As esquerdas, se comportando como os excluídos sociais da escola, antigamente chamados "nerds" - décadas antes do termo ganhar outro sentido, o de um fanfarrão viciado em informática, quadrinhos e seriados de TV, socialmente mais privilegiado que os nerds de outrora - , diante de armadilhas culturais da centro-direita, como o "funk" (um subproduto da mídia hegemônica que vendeu uma falsa imagem de "vanguarda sócio-cultural") e os "médiuns espíritas", afunda em sua ilusão.

Não conseguindo entender que certas "agendas positivas" se baseiam na manutenção, mesmo sob o aparato ativista-filantrópico, das condições inferiorizadas do povo pobre, as esquerdas abraçam esses paradigmas conservadores achando que se tratam de causas igualmente progressistas, sem saber que elas mais legitimam do que combatem o sistema de dominação e desigualdades sociais.

Depois da gafe de terem acolhido o "funk", deixando Dilma Rousseff "dançar" no seu segundo mandato, as esquerdas domesticadas agora querem reabilitar o "médium" Chico Xavier e seus associados (como Divaldo Franco), achando que se tratam de "genuínos ativistas de esquerda".

Os esquerdistas complacentes com essa agenda paternalista aos pobres usam a falácia do "combate à polarização" para neutralizar questionamentos, quando a verdadeira polarização que é o protagonismo dos conservadores sob os aplausos de esquerdistas resignados, ocupados em festinhas identitárias enquanto choram lágrimas de crocodilo com o fim dos direitos dos trabalhadores.

As esquerdas domesticadas, em verdade, pouco se preocupam com o verdadeiro sofrimento do povo pobre.
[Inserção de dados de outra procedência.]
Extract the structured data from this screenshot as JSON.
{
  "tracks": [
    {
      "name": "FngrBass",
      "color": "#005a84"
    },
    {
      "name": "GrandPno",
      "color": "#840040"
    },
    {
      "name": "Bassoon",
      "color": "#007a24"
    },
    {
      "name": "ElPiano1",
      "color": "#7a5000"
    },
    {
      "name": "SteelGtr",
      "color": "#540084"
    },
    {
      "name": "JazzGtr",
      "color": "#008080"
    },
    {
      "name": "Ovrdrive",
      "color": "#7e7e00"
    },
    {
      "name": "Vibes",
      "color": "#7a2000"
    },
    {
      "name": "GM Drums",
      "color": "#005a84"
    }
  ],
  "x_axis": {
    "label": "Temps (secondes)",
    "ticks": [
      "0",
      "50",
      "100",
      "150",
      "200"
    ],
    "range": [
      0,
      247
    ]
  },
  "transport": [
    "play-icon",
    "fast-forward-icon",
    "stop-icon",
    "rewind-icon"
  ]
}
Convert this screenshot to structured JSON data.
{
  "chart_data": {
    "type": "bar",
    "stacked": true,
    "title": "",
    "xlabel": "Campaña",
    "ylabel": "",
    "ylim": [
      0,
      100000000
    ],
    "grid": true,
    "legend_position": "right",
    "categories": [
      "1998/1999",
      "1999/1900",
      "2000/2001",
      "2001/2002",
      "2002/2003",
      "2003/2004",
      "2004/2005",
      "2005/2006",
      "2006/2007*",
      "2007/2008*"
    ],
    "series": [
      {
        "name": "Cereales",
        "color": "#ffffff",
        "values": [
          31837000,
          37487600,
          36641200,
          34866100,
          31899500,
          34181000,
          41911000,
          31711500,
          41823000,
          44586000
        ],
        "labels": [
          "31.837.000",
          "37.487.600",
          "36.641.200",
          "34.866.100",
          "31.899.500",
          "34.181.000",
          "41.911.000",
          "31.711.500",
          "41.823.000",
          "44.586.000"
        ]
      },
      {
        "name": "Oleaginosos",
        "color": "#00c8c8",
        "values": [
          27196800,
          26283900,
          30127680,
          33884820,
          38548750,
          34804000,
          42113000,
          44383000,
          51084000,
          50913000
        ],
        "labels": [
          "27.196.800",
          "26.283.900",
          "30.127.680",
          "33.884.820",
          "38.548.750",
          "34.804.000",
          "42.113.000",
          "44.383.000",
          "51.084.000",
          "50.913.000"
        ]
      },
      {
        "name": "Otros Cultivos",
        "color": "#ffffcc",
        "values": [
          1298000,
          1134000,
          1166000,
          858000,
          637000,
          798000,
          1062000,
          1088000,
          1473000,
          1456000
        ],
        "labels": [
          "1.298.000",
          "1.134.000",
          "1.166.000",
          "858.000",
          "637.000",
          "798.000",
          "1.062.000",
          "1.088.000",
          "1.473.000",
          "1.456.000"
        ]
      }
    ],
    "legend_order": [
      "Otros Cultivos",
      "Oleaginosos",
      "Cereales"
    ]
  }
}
Elas vivem no conforto, podem viajar para o exterior, não são eles que vivem em favelas caindo aos pedaços, não são eles que são obrigados a dormir sob o som de tiros nos morros, perigando serem atingidos por balas perdidas, não são eles que vivem de trabalho exaustivo, obrigados, em condições sub-humanas, a dividir suas mentes entre o trabalho e a prece.

Fácil, nessas condições, se julgar esquerdista visando agradar amigos e pessoas influentes e obter vantagens sociais com isso, e, por outro lado, cultuar o "funk" que exalta o machismo e faz apologia da pobreza e da ignorância, e cultuar "médiuns" como Chico Xavier por causa de seu moralismo que é dito com palavras dóceis, mas fazem apologia da desgraça humana, como nas tendências medievais do Catolicismo. Difícil é ser sincero e refletir e assumir suas próprias contradições.